If you have a recent phone, odds are you have a neural net in your pocket or handbag. That’s how ubiquitous neural nets have become. They’ve got caché, and manufacturers brag about using them in everything, from voice recognition to smart thermostats to self-driving cars. A search for “neural network” on Google nets nearly 35 million hits. But “traditional” neural nets may already be on their way out, thanks to Geoff Hinton of Google itself. He’s introduced something even cutting-edgier: “capsule” neural nets.

The inspiration for traditional neural networks is, as their name implies, the neurons in our brains, and the way these tiny bodies are presumed to aggregate understanding through complex interconnections between many, many individual neurons, each of which is handling some piece of an overall puzzle.

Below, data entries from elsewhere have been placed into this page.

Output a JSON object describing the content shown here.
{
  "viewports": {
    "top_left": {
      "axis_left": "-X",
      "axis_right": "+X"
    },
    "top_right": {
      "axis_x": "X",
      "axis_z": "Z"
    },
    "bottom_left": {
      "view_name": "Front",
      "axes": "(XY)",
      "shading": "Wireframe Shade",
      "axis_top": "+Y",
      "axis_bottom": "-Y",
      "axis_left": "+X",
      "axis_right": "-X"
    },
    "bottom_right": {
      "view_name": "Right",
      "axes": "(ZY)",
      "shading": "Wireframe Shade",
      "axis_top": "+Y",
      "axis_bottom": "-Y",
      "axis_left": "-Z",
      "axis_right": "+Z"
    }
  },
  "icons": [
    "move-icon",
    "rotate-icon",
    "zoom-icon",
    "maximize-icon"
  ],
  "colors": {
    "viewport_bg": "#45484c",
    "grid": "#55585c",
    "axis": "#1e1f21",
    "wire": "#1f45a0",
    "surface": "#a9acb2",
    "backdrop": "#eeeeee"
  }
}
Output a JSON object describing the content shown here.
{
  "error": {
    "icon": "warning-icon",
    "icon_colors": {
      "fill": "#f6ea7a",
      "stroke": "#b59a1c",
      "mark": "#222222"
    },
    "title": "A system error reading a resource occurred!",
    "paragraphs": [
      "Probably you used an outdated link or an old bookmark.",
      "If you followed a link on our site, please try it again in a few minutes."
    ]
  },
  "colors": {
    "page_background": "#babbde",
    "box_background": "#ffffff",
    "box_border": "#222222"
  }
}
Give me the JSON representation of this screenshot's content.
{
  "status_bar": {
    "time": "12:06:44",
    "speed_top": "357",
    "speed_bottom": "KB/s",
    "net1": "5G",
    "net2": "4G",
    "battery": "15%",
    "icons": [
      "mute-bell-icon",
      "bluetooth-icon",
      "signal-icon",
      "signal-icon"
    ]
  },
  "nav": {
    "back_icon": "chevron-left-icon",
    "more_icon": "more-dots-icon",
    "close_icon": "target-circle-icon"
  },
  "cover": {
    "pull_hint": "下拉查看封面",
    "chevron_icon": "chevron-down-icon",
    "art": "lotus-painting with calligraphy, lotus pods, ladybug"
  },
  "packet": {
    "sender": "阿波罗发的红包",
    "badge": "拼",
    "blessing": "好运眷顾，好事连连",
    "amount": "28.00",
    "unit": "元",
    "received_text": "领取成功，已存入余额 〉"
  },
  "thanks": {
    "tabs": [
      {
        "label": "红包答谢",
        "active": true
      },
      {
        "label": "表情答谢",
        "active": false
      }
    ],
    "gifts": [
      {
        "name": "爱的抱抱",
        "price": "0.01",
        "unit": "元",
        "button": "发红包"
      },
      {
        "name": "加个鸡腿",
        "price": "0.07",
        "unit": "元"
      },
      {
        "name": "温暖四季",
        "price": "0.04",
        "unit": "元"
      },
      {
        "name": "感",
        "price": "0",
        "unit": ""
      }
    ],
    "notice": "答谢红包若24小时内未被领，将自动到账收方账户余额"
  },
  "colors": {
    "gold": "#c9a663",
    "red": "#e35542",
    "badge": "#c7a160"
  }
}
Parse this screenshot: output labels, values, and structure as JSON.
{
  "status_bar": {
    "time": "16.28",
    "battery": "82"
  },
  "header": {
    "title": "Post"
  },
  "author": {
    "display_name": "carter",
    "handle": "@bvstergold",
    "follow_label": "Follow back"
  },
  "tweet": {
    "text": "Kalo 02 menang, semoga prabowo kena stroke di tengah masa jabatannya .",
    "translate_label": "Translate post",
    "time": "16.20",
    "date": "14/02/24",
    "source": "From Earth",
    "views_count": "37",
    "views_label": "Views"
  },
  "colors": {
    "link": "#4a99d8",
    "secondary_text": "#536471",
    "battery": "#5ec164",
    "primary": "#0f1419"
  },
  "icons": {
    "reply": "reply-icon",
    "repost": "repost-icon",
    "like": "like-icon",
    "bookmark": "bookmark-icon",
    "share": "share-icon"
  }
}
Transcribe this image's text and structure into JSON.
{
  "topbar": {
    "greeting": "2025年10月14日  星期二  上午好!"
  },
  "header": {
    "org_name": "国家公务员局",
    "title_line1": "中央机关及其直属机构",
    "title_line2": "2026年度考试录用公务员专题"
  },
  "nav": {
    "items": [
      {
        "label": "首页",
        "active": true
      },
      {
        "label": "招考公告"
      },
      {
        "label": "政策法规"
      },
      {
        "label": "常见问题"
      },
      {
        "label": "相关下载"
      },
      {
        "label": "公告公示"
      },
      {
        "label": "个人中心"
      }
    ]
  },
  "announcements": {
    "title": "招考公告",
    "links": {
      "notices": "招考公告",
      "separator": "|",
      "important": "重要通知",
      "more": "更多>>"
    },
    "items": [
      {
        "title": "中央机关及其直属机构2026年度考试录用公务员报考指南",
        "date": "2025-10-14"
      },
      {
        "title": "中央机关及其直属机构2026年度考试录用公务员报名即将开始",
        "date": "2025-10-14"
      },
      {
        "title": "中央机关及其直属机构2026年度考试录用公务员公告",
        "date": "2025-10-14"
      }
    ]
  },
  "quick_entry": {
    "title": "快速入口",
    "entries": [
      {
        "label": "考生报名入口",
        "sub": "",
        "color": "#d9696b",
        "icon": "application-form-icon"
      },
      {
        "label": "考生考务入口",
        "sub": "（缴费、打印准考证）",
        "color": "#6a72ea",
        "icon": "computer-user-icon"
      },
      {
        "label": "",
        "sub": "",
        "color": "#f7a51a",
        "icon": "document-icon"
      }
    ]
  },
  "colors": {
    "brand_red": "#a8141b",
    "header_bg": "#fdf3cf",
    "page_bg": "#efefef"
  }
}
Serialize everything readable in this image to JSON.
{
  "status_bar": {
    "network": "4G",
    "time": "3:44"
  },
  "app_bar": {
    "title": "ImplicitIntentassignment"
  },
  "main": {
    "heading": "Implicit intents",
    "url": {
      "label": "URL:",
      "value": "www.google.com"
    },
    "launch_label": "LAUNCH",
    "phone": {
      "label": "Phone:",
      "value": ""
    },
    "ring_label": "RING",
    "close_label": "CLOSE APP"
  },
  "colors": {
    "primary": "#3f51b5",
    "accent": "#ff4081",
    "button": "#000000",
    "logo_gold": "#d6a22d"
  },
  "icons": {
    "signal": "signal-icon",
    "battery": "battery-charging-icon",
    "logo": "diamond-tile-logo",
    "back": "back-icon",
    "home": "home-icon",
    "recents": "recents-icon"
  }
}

Neural nets are more properly referred to as “artificial neural networks,” or “ANNs for shot. (We’ll just call them “neural networks” or “nets” here.) A neural network is a classifier that can sort an object into a correct category based on input data.

The foundation of a neural network is its artificial neurons, or “ANs,” each one assigning a value to information it’s received according to some rule. Groups of ANs are arranged in layers that together come to a prediction of some sort that’s then passed on to the next layer, and so on, until understanding is achieved. In convolutional neural networks, insights travel up and down the layers, continually modifying the ANs’ rules to fix errors and deliver the most accurate outputs.



Neural nets predate our modern computers, with the first instance being the Perceptron algorithm developed by Cornell’s Frank Rosenblatt in 1957. To take advantage of their potential, though, requires modern computation horsepower, and therefore not much was done in the way of neural nets’ development until University of Toronto professor Geoff Hinton demonstrated in 2012 just how good they could be at recognizing images. (Google and Apple now use neural-nets in their photo platforms, with Google recently revealing that theirs has 30 layers to it.) Neural networks are a critical component in the development of artificial intelligence (AI).

One appealing aspect of neural networks is that programmers don’t need to tell them how to do their job. Instead, a massive database of samples — images, voices, etc. — is provided to the neural network, which then figures out for itself how to identify what it’s been given. It takes the neural net a while, and lots of samples, to establish the identities of similar items presented under different conditions: in different positions, for example. As Tom Simonite writes in WIRED:

To teach a computer to recognize a cat from many angles, for example, could require thousands of photos covering a variety of perspectives. Human children don’t need such explicit and extensive training to learn to recognize a household pet.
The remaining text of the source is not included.